Alumni Profile: Tom Heleba

Tom Heleba (Class of ’89) is a sports copy editor for The Washington Post,where he’s worked since the summer of 2000. Prior to that he worked at the Arizona Daily Star in Tucson for nearly 10 years and before that was a sports reporter for the Eagle Times in Claremont, N.H., where he was hired a
week after graduating Castleton. He currently lives in Ellicott City, Md. with is wife Julie, daughters Elisabeth and Emily and son Philip.
I never would have believed that when I walked into my first class at
Castleton State College that it would ultimately lead me to the South Lawn
of the White House, but that’s exactly what happened.
Over 20 years ago I stepped into my first class — Communications 101, I
believe — with Professor Terry Dalton. I had enrolled at CSC as a business
major, but Terry had such a huge influence on me from the very beginning
that I switched to communications/journalism within a week.
Over four years I took every journalism class that Castleton offered, and
Terry was the professor for about 90 percent of them. His classes were
usually small is size, but that was a huge advantage for us students. There
was a certain give-and-take that was a constant theme in Terry’s classes, and a lot of times they amounted to a round-table discussion between young
journalists and our professor.
Media ethics was perhaps my favorite class because more than any other it
allowed us to debate with fellow classmates. There was never a wrong answer, but we had to be able to support our beliefs with a well thought-out
argument. I’ve continued to have those same types of debates at every paper
I’ve worked since graduating.
Quite frankly, it’s because of my wonderful experiences at Castleton, and
with Terry Dalton in particular, that newspaper work is the only thing I
know how to do.
Looking back I must have really loved it because within a week of graduating
I took my first job at the Eagle Times in Claremont, N.H., where I worked
about 60 hours a week and was paid for 20 … or so it seemed.
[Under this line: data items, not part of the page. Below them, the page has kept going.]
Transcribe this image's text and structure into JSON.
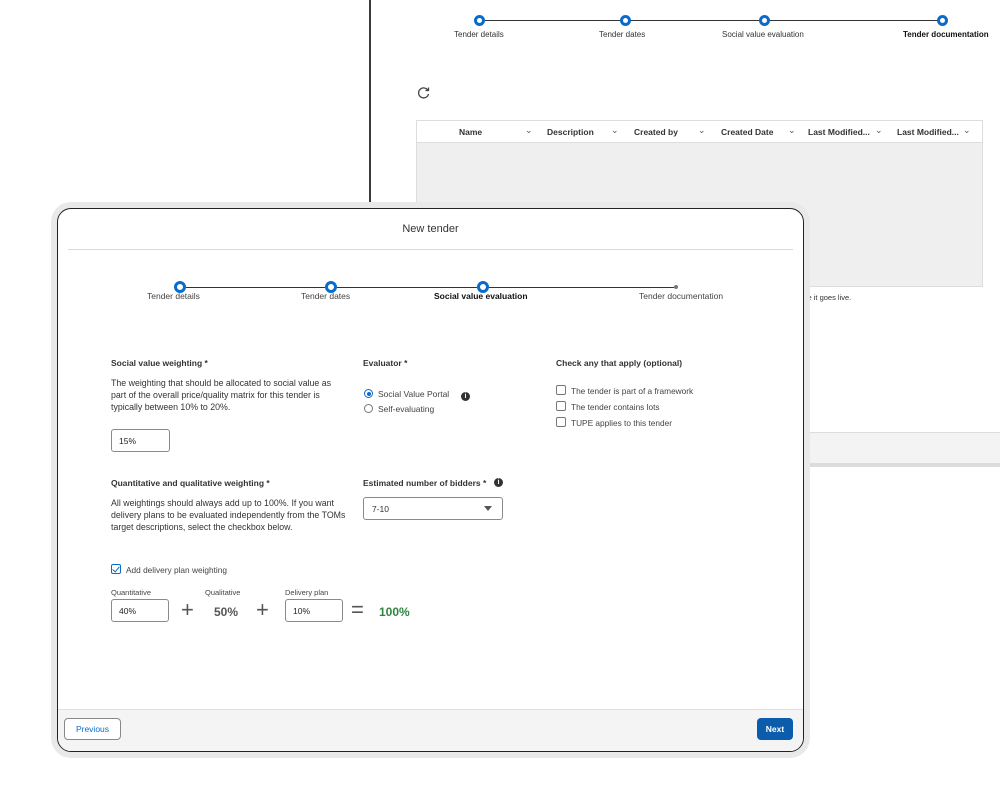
{
  "background": {
    "steps": [
      "Tender details",
      "Tender dates",
      "Social value evaluation",
      "Tender documentation"
    ],
    "table_headers": [
      "Name",
      "Description",
      "Created by",
      "Created Date",
      "Last Modified...",
      "Last Modified..."
    ],
    "live_text": "re it goes live."
  },
  "modal": {
    "title": "New tender",
    "steps": [
      "Tender details",
      "Tender dates",
      "Social value evaluation",
      "Tender documentation"
    ],
    "social_value": {
      "label": "Social value weighting *",
      "description": "The weighting that should be allocated to social value as part of the overall price/quality matrix for this tender is typically between 10% to 20%.",
      "value": "15%"
    },
    "evaluator": {
      "label": "Evaluator *",
      "options": [
        "Social Value Portal",
        "Self-evaluating"
      ],
      "selected": "Social Value Portal"
    },
    "check_apply": {
      "label": "Check any that apply (optional)",
      "options": [
        "The tender is part of a framework",
        "The tender contains lots",
        "TUPE applies to this tender"
      ]
    },
    "quant_qual": {
      "label": "Quantitative and qualitative weighting *",
      "description": "All weightings should always add up to 100%. If you want delivery plans to be evaluated independently from the TOMs target descriptions, select the checkbox below.",
      "checkbox_label": "Add delivery plan weighting",
      "quantitative_label": "Quantitative",
      "quantitative_value": "40%",
      "qualitative_label": "Qualitative",
      "qualitative_value": "50%",
      "delivery_label": "Delivery plan",
      "delivery_value": "10%",
      "total": "100%"
    },
    "bidders": {
      "label": "Estimated number of bidders *",
      "value": "7-10"
    },
    "buttons": {
      "previous": "Previous",
      "next": "Next"
    }
  },
  "colors": {
    "accent": "#0b6bcb",
    "primary_button": "#0b5cab",
    "total_green": "#2e8540"
  }
}
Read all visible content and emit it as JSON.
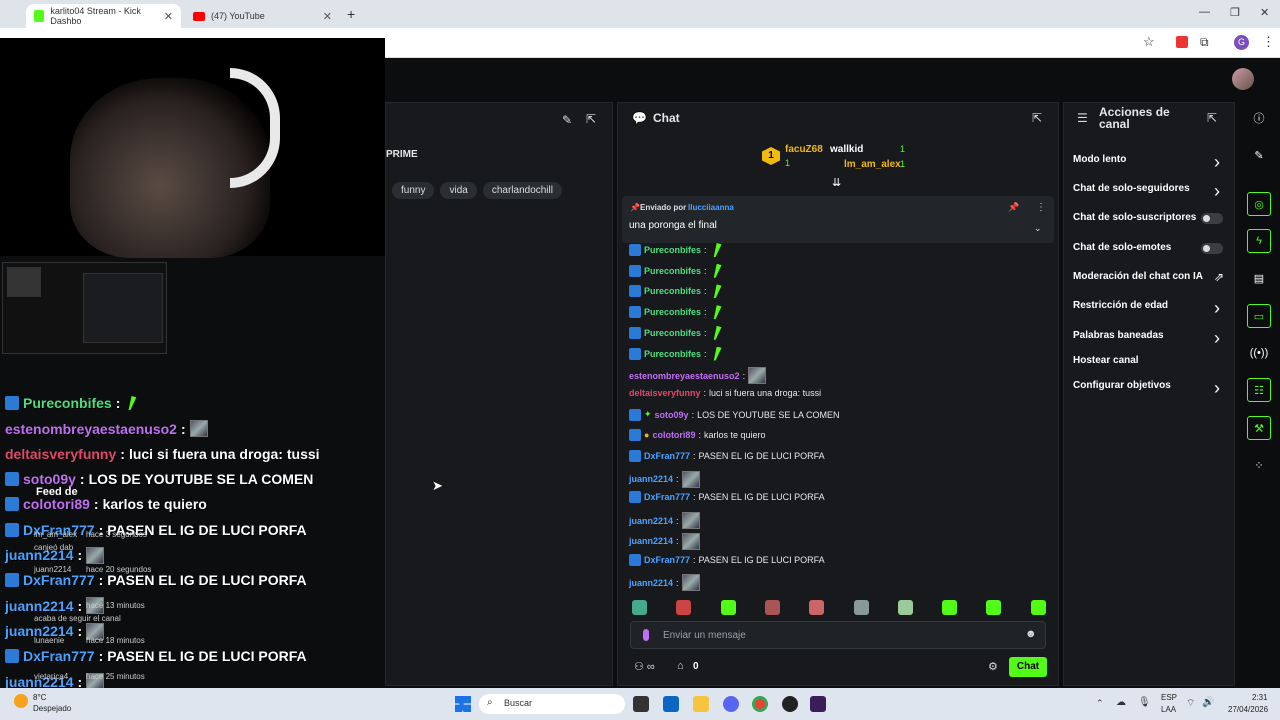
{
  "browser": {
    "tabs": [
      {
        "title": "karlito04 Stream - Kick Dashbo"
      },
      {
        "title": "(47) YouTube"
      }
    ],
    "new_tab": "+"
  },
  "stream_panel": {
    "title_fragment": "PRIME",
    "tags": [
      "funny",
      "vida",
      "charlandochill"
    ]
  },
  "chat": {
    "title": "Chat",
    "leaderboard": [
      {
        "name": "facuZ68",
        "count": "1",
        "rank": "1"
      },
      {
        "name": "wallkid",
        "count": "1"
      },
      {
        "name": "lm_am_alex",
        "count": "1"
      }
    ],
    "pinned": {
      "label": "Enviado por",
      "author": "llucciiaanna",
      "text": "una poronga el final"
    },
    "messages": [
      {
        "user": "Pureconbifes",
        "text": "",
        "color": "g",
        "type": "feather"
      },
      {
        "user": "Pureconbifes",
        "text": "",
        "color": "g",
        "type": "feather"
      },
      {
        "user": "Pureconbifes",
        "text": "",
        "color": "g",
        "type": "feather"
      },
      {
        "user": "Pureconbifes",
        "text": "",
        "color": "g",
        "type": "feather"
      },
      {
        "user": "Pureconbifes",
        "text": "",
        "color": "g",
        "type": "feather"
      },
      {
        "user": "Pureconbifes",
        "text": "",
        "color": "g",
        "type": "feather"
      },
      {
        "user": "estenombreyaestaenuso2",
        "text": "",
        "color": "p",
        "type": "thumb"
      },
      {
        "user": "deltaisveryfunny",
        "text": "luci si fuera una droga: tussi",
        "color": "r",
        "type": "text"
      },
      {
        "user": "soto09y",
        "text": "LOS DE YOUTUBE SE LA COMEN",
        "color": "p",
        "type": "text"
      },
      {
        "user": "colotori89",
        "text": "karlos te quiero",
        "color": "p",
        "type": "text"
      },
      {
        "user": "DxFran777",
        "text": "PASEN EL IG DE LUCI PORFA",
        "color": "b",
        "type": "text"
      },
      {
        "user": "juann2214",
        "text": "",
        "color": "b",
        "type": "thumb"
      },
      {
        "user": "DxFran777",
        "text": "PASEN EL IG DE LUCI PORFA",
        "color": "b",
        "type": "text"
      },
      {
        "user": "juann2214",
        "text": "",
        "color": "b",
        "type": "thumb"
      },
      {
        "user": "juann2214",
        "text": "",
        "color": "b",
        "type": "thumb"
      },
      {
        "user": "DxFran777",
        "text": "PASEN EL IG DE LUCI PORFA",
        "color": "b",
        "type": "text"
      },
      {
        "user": "juann2214",
        "text": "",
        "color": "b",
        "type": "thumb"
      }
    ],
    "input_placeholder": "Enviar un mensaje",
    "points": "0",
    "send_label": "Chat"
  },
  "actions": {
    "title": "Acciones de canal",
    "items": [
      {
        "label": "Modo lento",
        "control": "chevron"
      },
      {
        "label": "Chat de solo-seguidores",
        "control": "chevron"
      },
      {
        "label": "Chat de solo-suscriptores",
        "control": "toggle"
      },
      {
        "label": "Chat de solo-emotes",
        "control": "toggle"
      },
      {
        "label": "Moderación del chat con IA",
        "control": "external"
      },
      {
        "label": "Restricción de edad",
        "control": "chevron"
      },
      {
        "label": "Palabras baneadas",
        "control": "chevron"
      },
      {
        "label": "Hostear canal",
        "control": "none"
      },
      {
        "label": "Configurar objetivos",
        "control": "chevron"
      }
    ]
  },
  "overlay": {
    "lines": [
      {
        "user": "Pureconbifes",
        "sep": ":",
        "text": ""
      },
      {
        "user": "estenombreyaestaenuso2",
        "sep": ":",
        "text": ""
      },
      {
        "user": "deltaisveryfunny",
        "sep": ":",
        "text": "luci si fuera una droga: tussi"
      },
      {
        "user": "soto09y",
        "sep": ":",
        "text": "LOS DE YOUTUBE SE LA COMEN"
      },
      {
        "user": "colotori89",
        "sep": ":",
        "text": "karlos te quiero"
      },
      {
        "user": "DxFran777",
        "sep": ":",
        "text": "PASEN EL IG DE LUCI PORFA"
      },
      {
        "user": "juann2214",
        "sep": ":",
        "text": ""
      },
      {
        "user": "DxFran777",
        "sep": ":",
        "text": "PASEN EL IG DE LUCI PORFA"
      },
      {
        "user": "juann2214",
        "sep": ":",
        "text": ""
      },
      {
        "user": "juann2214",
        "sep": ":",
        "text": ""
      },
      {
        "user": "DxFran777",
        "sep": ":",
        "text": "PASEN EL IG DE LUCI PORFA"
      },
      {
        "user": "juann2214",
        "sep": ":",
        "text": ""
      }
    ],
    "feed_title": "Feed de",
    "feed": [
      {
        "text": "lm_am_alex",
        "time": "hace 3 segundos"
      },
      {
        "text": "canjeó dab",
        "time": ""
      },
      {
        "text": "juann2214",
        "time": "hace 20 segundos"
      },
      {
        "text": "",
        "time": "hace 13 minutos"
      },
      {
        "text": "acaba de seguir el canal",
        "time": ""
      },
      {
        "text": "lunaenie",
        "time": "hace 18 minutos"
      },
      {
        "text": "vietarica4",
        "time": "hace 25 minutos"
      }
    ]
  },
  "taskbar": {
    "weather_temp": "8°C",
    "weather_desc": "Despejado",
    "search": "Buscar",
    "lang": "ESP",
    "lang2": "LAA",
    "time": "2:31",
    "date": "27/04/2026"
  },
  "colors": {
    "kick_green": "#53fc18",
    "panel": "#17191c",
    "background": "#0b0d0e"
  }
}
I was part of
a two-man desk and we did everything from writing stories to taking
photographs to designing pages.
After a year in Claremont, I took a job in Arizona and eventually moved on to Washington.
I’ve accomplished more than I ever expected thanks to my time at
Castleton — from covering the NFL and Division I college basketball to
reporting from the All-Star Game in Boston and heading to 1600 Pennsylvania
Ave. for the Red Sox’ World Series celebration.
Every day I get to work with some of the most talented people in the
business, and I’m quite certain that Castleton had a lot to do with that.